TEMPO.CO - Tetangga saya yang gila bola dan yang setengah gila bola berdebat seru tentang Piala Dunia. Awalnya, mereka adu mulut menyangkut keputusan wasit Yuichi Nishimura memberi penalti untuk Brasil saat melawan Kroasia. Setelah lelah membicarakan aksi kontroversial wasit asal Jepang itu, topik debat segera berpindah gunjingan.
Tetangga yang setengah gila bola tiba-tiba menyoal PSSI yang tak sungguh-sungguh mencari 11 orang yang cakap menendang bola, seperti orang-orang Brasil, Italia, Inggris, Prancis, Spanyol, dan Jerman. “Tim nasional kita tak punya prestasi, sehingga sulit lolos ke Piala Dunia,” kata tetangga itu sambil menyebutkan sejumlah lembaga yang dianggap bertanggung jawab.
Indonesia memang tak pernah ikut Piala Dunia, walaupun tercatat sebagai peserta pada 1938. Tim Indonesia ketika itu masih bernama Hindia Belanda, satu-satunya wakil Asia di Piala Dunia yang berlangsung di Prancis. Ikhtiar PSSI mengirim tim nasional ke kejuaraan empat tahunan terus kandas di tingkat zona Asia.
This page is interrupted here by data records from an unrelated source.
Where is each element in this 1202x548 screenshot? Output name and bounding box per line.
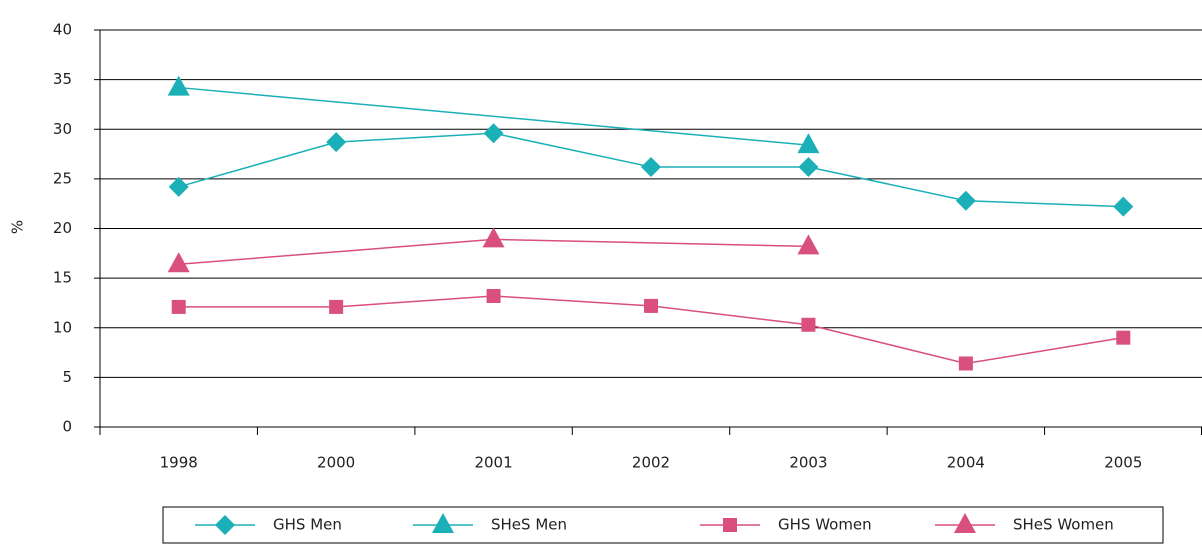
x-tick-label: 2005 — [1104, 454, 1142, 472]
y-tick-label: 40 — [53, 21, 72, 39]
legend-label: GHS Women — [778, 516, 872, 534]
data-point — [482, 227, 505, 248]
x-tick-label: 2000 — [317, 454, 355, 472]
data-point — [329, 299, 344, 314]
legend-marker — [215, 515, 235, 535]
legend-marker — [954, 513, 976, 533]
legend-marker — [723, 518, 737, 532]
y-tick-label: 20 — [53, 219, 72, 237]
data-point — [326, 132, 347, 153]
data-point — [1116, 330, 1131, 345]
y-tick-label: 30 — [53, 120, 72, 138]
y-tick-label: 15 — [53, 269, 72, 287]
x-tick-label: 1998 — [160, 454, 198, 472]
data-point — [171, 299, 186, 314]
legend-marker — [432, 513, 454, 533]
data-point — [797, 234, 820, 255]
data-point — [641, 156, 661, 177]
series-line — [178, 86, 809, 146]
data-point — [483, 123, 504, 144]
data-point — [955, 190, 976, 211]
data-point — [1113, 196, 1134, 217]
data-point — [167, 75, 190, 96]
x-tick-label: 2002 — [632, 454, 670, 472]
data-point — [958, 356, 973, 371]
x-tick-label: 2004 — [947, 454, 985, 472]
data-point — [797, 133, 820, 154]
y-tick-label: 5 — [62, 368, 72, 386]
legend-label: SHeS Women — [1013, 516, 1114, 534]
data-point — [798, 156, 819, 177]
y-tick-label: 25 — [53, 169, 72, 187]
data-point — [167, 252, 190, 273]
data-point — [486, 288, 501, 303]
y-tick-label: 0 — [62, 418, 72, 436]
x-tick-label: 2003 — [789, 454, 827, 472]
data-point — [644, 298, 658, 313]
y-tick-label: 35 — [53, 70, 72, 88]
data-point — [801, 317, 816, 332]
y-axis-label: % — [9, 220, 27, 234]
legend-label: SHeS Men — [491, 516, 567, 534]
legend-label: GHS Men — [273, 516, 342, 534]
data-point — [168, 176, 189, 197]
y-tick-label: 10 — [53, 318, 72, 336]
legend-box — [162, 506, 1164, 544]
x-tick-label: 2001 — [474, 454, 512, 472]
Saya teringat akan Timo Scheunemann, yang beberapa tahun lalu melontarkan gagasan menggoda. Mantan Kepala Bidang Pembinaan Pemain Usia Dini PSSI itu mengatakan, apabila tim nasional ingin tampil dalam perhelatan olahraga paling banyak ditonton penduduk bumi, Indonesia mesti pindah zona.
Dalam catatan FIFA, Indonesia saat ini menempati ranking ke-168 dunia atau peringkat ke-34 zona Asia. Saran Timo, kalau mau mencari gampang menembus Piala Dunia, Indonesia mesti keluar lebih dulu dari zona Asia, kemudian hijrah ke zona Oseania.
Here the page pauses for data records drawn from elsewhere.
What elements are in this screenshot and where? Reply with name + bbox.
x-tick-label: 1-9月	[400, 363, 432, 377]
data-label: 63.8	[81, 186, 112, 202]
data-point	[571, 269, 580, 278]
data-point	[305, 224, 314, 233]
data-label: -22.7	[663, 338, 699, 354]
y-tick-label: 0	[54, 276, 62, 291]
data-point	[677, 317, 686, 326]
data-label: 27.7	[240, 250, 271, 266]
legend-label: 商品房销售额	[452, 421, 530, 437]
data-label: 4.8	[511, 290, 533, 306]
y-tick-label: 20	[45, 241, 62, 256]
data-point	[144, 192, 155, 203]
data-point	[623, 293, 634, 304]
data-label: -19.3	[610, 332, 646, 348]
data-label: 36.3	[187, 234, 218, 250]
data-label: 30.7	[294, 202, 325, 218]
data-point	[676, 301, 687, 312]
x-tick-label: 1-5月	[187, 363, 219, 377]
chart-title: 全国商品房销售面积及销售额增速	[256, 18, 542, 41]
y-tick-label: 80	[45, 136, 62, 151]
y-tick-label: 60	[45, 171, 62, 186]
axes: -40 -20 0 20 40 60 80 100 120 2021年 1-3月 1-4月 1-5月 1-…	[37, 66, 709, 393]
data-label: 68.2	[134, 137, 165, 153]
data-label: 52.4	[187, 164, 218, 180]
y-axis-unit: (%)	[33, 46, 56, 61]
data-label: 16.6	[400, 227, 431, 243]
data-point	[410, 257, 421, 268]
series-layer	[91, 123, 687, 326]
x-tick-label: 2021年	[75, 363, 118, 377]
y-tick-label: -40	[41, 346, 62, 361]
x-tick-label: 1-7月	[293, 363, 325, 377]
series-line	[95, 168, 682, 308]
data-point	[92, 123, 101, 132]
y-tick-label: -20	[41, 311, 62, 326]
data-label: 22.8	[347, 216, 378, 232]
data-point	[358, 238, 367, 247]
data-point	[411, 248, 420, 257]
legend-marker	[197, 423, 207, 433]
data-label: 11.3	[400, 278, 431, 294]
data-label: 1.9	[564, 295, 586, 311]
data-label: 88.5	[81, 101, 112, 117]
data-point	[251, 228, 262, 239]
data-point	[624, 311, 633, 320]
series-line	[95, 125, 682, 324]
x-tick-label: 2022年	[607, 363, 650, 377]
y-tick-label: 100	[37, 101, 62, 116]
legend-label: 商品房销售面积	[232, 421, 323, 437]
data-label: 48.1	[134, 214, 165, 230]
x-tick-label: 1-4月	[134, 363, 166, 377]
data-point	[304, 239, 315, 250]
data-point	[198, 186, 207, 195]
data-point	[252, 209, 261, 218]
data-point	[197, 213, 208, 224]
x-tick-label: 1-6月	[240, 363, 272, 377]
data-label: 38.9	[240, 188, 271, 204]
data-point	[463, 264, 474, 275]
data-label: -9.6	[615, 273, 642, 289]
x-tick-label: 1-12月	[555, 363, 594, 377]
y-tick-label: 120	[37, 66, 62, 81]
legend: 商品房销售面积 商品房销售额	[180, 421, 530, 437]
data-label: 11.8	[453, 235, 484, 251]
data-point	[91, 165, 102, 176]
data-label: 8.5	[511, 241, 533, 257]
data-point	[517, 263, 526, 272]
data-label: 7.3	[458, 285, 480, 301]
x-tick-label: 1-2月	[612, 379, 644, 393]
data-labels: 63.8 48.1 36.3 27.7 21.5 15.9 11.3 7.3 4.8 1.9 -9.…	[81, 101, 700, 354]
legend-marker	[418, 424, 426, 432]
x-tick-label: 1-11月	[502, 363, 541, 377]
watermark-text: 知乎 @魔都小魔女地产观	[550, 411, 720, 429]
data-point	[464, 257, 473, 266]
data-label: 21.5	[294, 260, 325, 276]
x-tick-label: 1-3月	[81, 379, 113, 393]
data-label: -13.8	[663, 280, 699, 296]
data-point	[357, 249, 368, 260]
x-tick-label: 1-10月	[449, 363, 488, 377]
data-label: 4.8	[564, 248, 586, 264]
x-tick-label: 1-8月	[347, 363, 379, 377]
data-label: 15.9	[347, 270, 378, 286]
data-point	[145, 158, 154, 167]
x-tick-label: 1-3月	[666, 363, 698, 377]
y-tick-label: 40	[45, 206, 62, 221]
Di Oseania, Indonesia akan berkelompok dengan negara-negara kecil di sekitar Samudra Pasifik. Ini akan memberi peluang terbuka bagi Indonesia menjadi juara. Di kawasan ini, Indonesia hanya akan bertemu dengan negara-negara yang tim kesebelasannya tergolong “ecek-ecek”.
Ranking Indonesia pun bisa langsung terkerek di peringkat kelima setelah Selandia Baru (55), Kaledonia Baru (97), Tahiti (154), dan Kepulauan Solomon (162). Hal ini bisa terjadi karena jumlah negara di Oseania lebih sedikit ketimbang di Asia (11 berbanding 46 negara).
Sebagian kalangan menganggap ide Timo sekadar gurauan atau ejekan. Faktanya, tim sepak bola di Oseania tak sebagus di Asia. Indonesia bakal makin terpuruk dalam bidang olahraga karena berkompetisi dengan lawan tak bermutu. Tapi ada yang berpandangan sebaliknya. Tim nasional ada kemungkinan akan tergerak untuk bangkit setelah sering menjadi juara di kawasan itu.
Pindah zona tidak selalu buruk. Australia membuktikan itu. Pada 2006, Negeri Kanguru memutuskan hengkang dari zona Oseania ke zona Asia. Perpindahan itu dilakukan setelah Australia merasakan, selama menjadi bagian dari OFC (Konfederasi Sepak Bola Oseania), prestasi tim nasionalnya mandek.
Australia nyaris selalu menang setiap kali bertanding. Ketika bertarung pada kualifikasi Piala Dunia 2002, Australia membantai tim Samoa Amerika dengan skor 31-0. Laga yang dipimpin wasit Ronan Leaustic asal Tahiti pada 11 April 2001 itu memecahkan rekor skor terbanyak.
Selama pertandingan, ada menit-menit di mana tim nasional Samoa Amerika tak sedetik pun menyentuh bola. Dua hari sebelum menghajar Samoa Amerika, Australia menggilas Tonga dengan skor 22-0.
Selandia Baru tampaknya sedang mengikuti jejak Australia. Ricki Herbert, pelatih tim kesebelasan Negeri Kiwi, menyatakan ingin anak asuhannya menemukan lawan tangguh di Asia. Herbert berharap kesebelasannya bisa menantang Jepang, Korea Selatan, Iran, serta Australia, yang sekarang berlaga di Brasil.
Zona Oseania memang dianggap paling lemah dari enam konfederasi sepak bola di bawah FIFA. Saran Timo memang tidak wajib dituruti. Namun ide itu bisa dimaknai sebagai pelecut PSSI dalam menata tim nasional menjadi kesebelasan kuat. Target kapan Indonesia tampil di Piala Dunia seperti yang digunjingkan tetangga saya bisa segera terbayang.